Okay, so if I say here, while friendsAtYourParty equals friendsAtYourParty, so it's just going to keep reassigning itself. When will this ever be true? It will never be true, so I'm going to refresh my browser. Can you see how many times this is executing?
>> Brian Holt: It's just going to keep going.
So this, as you might imagine, is called an infinite loop. It's never gonna stop. I'm gonna have to kill the tab.
>> Brian Holt: This is why Apple's on one Infinite Loop, right? That's the joke there. Okay.
>> Speaker 5: What happens if it gets up to that maximum integer, nine quadrillion, does that have anything to do with?

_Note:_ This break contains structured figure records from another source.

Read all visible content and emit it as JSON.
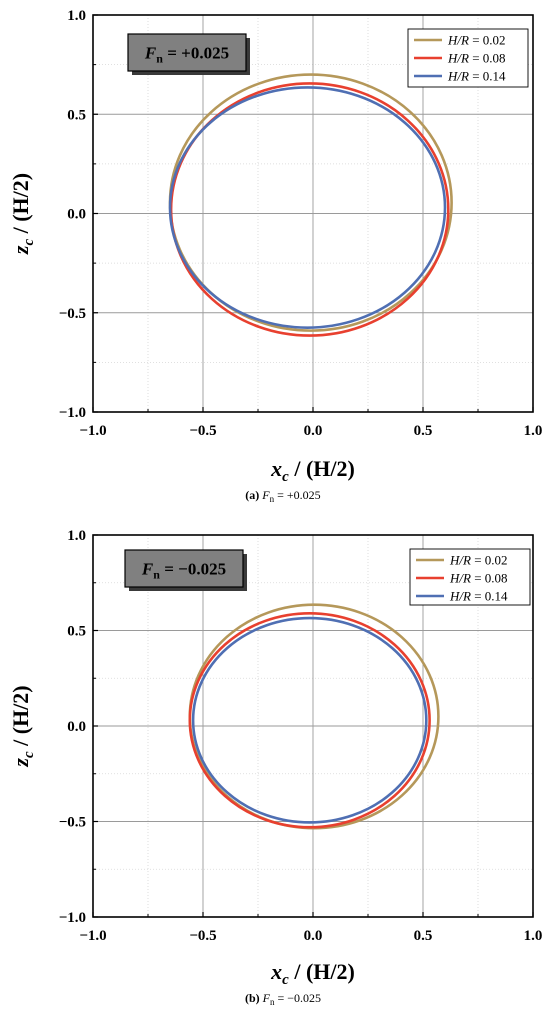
{
  "figure": {
    "xlabel_var": "x",
    "xlabel_sub": "c",
    "xlabel_rest": " / (H/2)",
    "ylabel_var": "z",
    "ylabel_sub": "c",
    "ylabel_rest": " / (H/2)",
    "colors": {
      "H/R = 0.02": "#b5985a",
      "H/R = 0.08": "#e8402f",
      "H/R = 0.14": "#4f6fb3"
    }
  },
  "chart_data": [
    {
      "type": "line",
      "panel": "a",
      "caption_prefix": "(a)",
      "caption_value": "+0.025",
      "fn_label": "= +0.025",
      "xlim": [
        -1.0,
        1.0
      ],
      "ylim": [
        -1.0,
        1.0
      ],
      "x_ticks": [
        "−1.0",
        "−0.5",
        "0.0",
        "0.5",
        "1.0"
      ],
      "y_ticks": [
        "−1.0",
        "−0.5",
        "0.0",
        "0.5",
        "1.0"
      ],
      "grid": true,
      "legend_position": "top-right",
      "series": [
        {
          "name": "H/R = 0.02",
          "hr": "0.02",
          "color": "#b5985a",
          "ellipse": {
            "cx": -0.01,
            "cz": 0.055,
            "rx": 0.64,
            "rz": 0.645
          }
        },
        {
          "name": "H/R = 0.08",
          "hr": "0.08",
          "color": "#e8402f",
          "ellipse": {
            "cx": -0.015,
            "cz": 0.02,
            "rx": 0.63,
            "rz": 0.635
          }
        },
        {
          "name": "H/R = 0.14",
          "hr": "0.14",
          "color": "#4f6fb3",
          "ellipse": {
            "cx": -0.025,
            "cz": 0.03,
            "rx": 0.625,
            "rz": 0.605
          }
        }
      ]
    },
    {
      "type": "line",
      "panel": "b",
      "caption_prefix": "(b)",
      "caption_value": "−0.025",
      "fn_label": "= −0.025",
      "xlim": [
        -1.0,
        1.0
      ],
      "ylim": [
        -1.0,
        1.0
      ],
      "x_ticks": [
        "−1.0",
        "−0.5",
        "0.0",
        "0.5",
        "1.0"
      ],
      "y_ticks": [
        "−1.0",
        "−0.5",
        "0.0",
        "0.5",
        "1.0"
      ],
      "grid": true,
      "legend_position": "top-right",
      "series": [
        {
          "name": "H/R = 0.02",
          "hr": "0.02",
          "color": "#b5985a",
          "ellipse": {
            "cx": 0.005,
            "cz": 0.05,
            "rx": 0.565,
            "rz": 0.585
          }
        },
        {
          "name": "H/R = 0.08",
          "hr": "0.08",
          "color": "#e8402f",
          "ellipse": {
            "cx": -0.015,
            "cz": 0.03,
            "rx": 0.545,
            "rz": 0.56
          }
        },
        {
          "name": "H/R = 0.14",
          "hr": "0.14",
          "color": "#4f6fb3",
          "ellipse": {
            "cx": -0.015,
            "cz": 0.03,
            "rx": 0.53,
            "rz": 0.535
          }
        }
      ]
    }
  ]
}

>> Brian Holt: Eventually Firefox is going to say, something's up here, and it's gonna it's going to give you like the sick tab, like, this tab is not being responsive. I don't know what the heuristic is to decide when that is, but at some point it says, you're probably pretty bad at programming.
>> Brian Holt: So let's kill that tab.
>> Brian Holt: Gosh, gotta change it first, or it's gonna do it again. Good job, Brian.
>> Brian Holt: So if you ever see your computer just like lock up like that and become like pretty much totally unresponsive, it's a pretty good culprit that you might have done an infinite loop.
>> Brian Holt: In fact, I'm going to show you on CodePen how to mitigate that, because someone's going to do it. Okay, so, now everything looks good. Don't do infinite loops. It's bad.